When the magic died

I’ve waited a week for the magic to return.  But it has not, and I am now convinced as far as Arizona’s voodoo baseball team is concerned, it is gone for the year.  Maybe forever.  There was a time I almost believed the gods would over-turn that final Diamondbacks’ loss in the playoffs, 3-2 in 10 innings, to the Milwaukee Brewers on a technicality.

But magic being magic, fickle thing, it oozed away into another corner, as it always does.  Magic is restless.  It never sits still.  Just when you think it’s yours, poof, it’s goes away.  It had long overstayed its limit in Arizona, providing the good fortune that led to a near unbelievable 48 come-from-behind victories in regular season.   That’s more than half of the 94 games won.  Many of these rallies came in dramatic fashion from the team’s lesser lights, some of whom failed to even finish the season on the Dbacks’ roster.  Willy Mo Pena and Brandon Allen to name a few.  That was the magic of it all.  A few such magical moments are understandable but a preponderance of them is, well, unreal.

I can remember the exact moment when the magic left the Diamondbacks during that final Game 5 in Milwaukee, though it was not until later that I realized it.

That moment came in the 8th inning and Ryan Roberts was at bat with the bases loaded, two out, the Dbacks down, 2-1.  Though not nearly so talented as right fielder Justin Upton, it was Roberts, the tattooed third baseman known as Tatman and the most intense player you can imagine, who was the heart and soul of the Dbacks this season.  Roberts was Mr. Clutch.  He’d hit game winners and started rallies so many times you began to take him for a sure-thing.

Who could forget the Dodgers game a week before?  That’s when Roberts hit a walk-off grand slam to win the game with two out in the 9th.  That slam, to me anyway, was emblematic of this entire improbable season.  Roberts rounded the bases in joy, pumping an arm in imitation of the famous home run hit many years ago by the team’s manager, Kirk Gibson.
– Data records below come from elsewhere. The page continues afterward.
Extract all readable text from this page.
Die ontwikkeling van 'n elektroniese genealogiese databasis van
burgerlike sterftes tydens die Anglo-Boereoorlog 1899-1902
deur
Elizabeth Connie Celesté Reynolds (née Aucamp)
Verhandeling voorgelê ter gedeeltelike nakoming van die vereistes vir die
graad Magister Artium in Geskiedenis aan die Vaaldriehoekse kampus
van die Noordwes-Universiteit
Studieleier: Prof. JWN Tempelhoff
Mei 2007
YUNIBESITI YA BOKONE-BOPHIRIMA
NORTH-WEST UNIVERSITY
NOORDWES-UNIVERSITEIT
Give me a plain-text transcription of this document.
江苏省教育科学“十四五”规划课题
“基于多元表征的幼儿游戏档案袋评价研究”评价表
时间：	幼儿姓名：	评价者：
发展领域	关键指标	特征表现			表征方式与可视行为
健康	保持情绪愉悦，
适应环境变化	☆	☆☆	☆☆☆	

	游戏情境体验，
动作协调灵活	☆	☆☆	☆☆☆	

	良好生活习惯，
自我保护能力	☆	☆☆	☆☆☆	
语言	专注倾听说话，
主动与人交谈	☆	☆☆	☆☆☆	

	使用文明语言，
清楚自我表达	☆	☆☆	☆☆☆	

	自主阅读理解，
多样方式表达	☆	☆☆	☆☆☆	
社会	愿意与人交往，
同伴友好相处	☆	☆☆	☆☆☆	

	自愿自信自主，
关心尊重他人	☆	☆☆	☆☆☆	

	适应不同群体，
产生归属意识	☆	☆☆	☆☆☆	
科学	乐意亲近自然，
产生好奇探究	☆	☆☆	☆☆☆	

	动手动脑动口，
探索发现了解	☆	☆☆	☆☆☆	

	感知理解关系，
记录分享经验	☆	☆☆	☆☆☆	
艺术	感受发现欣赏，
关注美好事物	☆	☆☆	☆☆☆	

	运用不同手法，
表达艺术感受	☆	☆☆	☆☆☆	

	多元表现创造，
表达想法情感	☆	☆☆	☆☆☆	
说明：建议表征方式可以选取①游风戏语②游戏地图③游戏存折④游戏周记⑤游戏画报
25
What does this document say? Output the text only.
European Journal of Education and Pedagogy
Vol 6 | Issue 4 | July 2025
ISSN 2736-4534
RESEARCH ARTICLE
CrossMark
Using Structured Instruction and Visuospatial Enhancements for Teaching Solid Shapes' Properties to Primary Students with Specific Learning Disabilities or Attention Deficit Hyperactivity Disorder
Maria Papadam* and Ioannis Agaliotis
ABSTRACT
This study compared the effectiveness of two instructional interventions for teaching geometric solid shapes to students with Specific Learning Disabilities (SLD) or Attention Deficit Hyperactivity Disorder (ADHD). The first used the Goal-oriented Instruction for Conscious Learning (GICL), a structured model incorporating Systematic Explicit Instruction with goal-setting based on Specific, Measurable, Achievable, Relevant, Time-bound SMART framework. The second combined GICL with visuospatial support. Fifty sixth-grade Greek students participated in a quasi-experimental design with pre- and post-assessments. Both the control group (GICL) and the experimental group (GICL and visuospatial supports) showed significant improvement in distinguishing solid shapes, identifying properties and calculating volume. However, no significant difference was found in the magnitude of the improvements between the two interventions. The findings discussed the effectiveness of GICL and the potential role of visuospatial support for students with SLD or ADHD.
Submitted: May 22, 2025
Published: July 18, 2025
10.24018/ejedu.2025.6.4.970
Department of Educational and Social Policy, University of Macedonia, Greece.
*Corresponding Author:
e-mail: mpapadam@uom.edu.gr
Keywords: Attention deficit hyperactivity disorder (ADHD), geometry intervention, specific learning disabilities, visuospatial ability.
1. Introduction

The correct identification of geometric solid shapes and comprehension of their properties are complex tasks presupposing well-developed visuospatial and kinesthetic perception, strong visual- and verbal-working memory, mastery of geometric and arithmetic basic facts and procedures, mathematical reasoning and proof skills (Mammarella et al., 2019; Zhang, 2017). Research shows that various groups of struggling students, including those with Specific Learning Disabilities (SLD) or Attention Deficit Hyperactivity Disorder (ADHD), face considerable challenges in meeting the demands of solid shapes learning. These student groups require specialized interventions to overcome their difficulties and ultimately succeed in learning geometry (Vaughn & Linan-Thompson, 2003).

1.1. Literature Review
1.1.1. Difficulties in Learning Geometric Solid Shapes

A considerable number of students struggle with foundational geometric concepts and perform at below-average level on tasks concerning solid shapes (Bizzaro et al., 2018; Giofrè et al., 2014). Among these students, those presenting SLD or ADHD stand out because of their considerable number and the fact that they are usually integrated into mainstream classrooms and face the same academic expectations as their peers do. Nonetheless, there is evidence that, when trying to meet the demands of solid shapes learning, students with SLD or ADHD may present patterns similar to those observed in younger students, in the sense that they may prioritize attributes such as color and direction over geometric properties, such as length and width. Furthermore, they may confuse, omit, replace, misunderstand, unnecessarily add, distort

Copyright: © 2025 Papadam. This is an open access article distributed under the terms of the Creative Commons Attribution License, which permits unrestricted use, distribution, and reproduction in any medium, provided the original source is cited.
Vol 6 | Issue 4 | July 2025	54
That’s how I felt in the 8th inning.   Roberts would deliver as usual.  He was 31 years old, playing as a regular for the first time in his career.  He hadn’t even made the roster during spring training and was sent down to Reno in the minors.  And now the baseball fairy was about to sprinkle more magic dust on him.

But this time I was wrong, and Roberts didn’t come through.  He bounced an 0-2 pitch to the shortstop who forced the runner at second base, ending the inning.  And although the Dbacks rallied in the 9th to tie, I felt something had changed.  Roberts was taken out of the game in the top of the 9th and could only watch as Nyjer Morgan began his fateful swing that scored the speedy Carlos Gomez from second to win the series and send the stunned Dbacks home until 2012.

It was clear.  The Brewers dodged so many bullets in that game.  They should’ve lost but didn’t.  The magic, and that’s what it was, rested in their corner.

I had a debate on a message board with a hot-eyed Dbacks fan who wanted to believe his team was loaded with talent, that it was all about “hard work and determination.”   It was obvious he did not believe in magic.   He summed up Roberts’s grand slam against the Dodgers in two words.  Hanging slider.  I did not know what the pitch was that Roberts hit that night, but I was sure of one thing.  There must be thousands of “hanging sliders” thrown in the course of a season, bad pitches that go for outs.  Or maybe they are fouled off, whiffed or taken without a swing.  Not every bad pitch by any stretch of imagination is hit out of the ballpark.  But Roberts connected on this bad pitch in the biggest way possible.   A special moment so it seemed that had nothing to do with talent, hard work or determination.  Given that same pitch, Babe Ruth may’ve popped out or singled.

I don’t have much patience with those who believe there is no magic in baseball or in life.  If you don’t believe things are out of your hands, then I think you miss the point of being here on this planet.  And I doubt the magic that sank its roots deeply into Arizona soil for several months will return anytime soon.

The Dbacks will have to play next season on their own.  The divine moments have passed.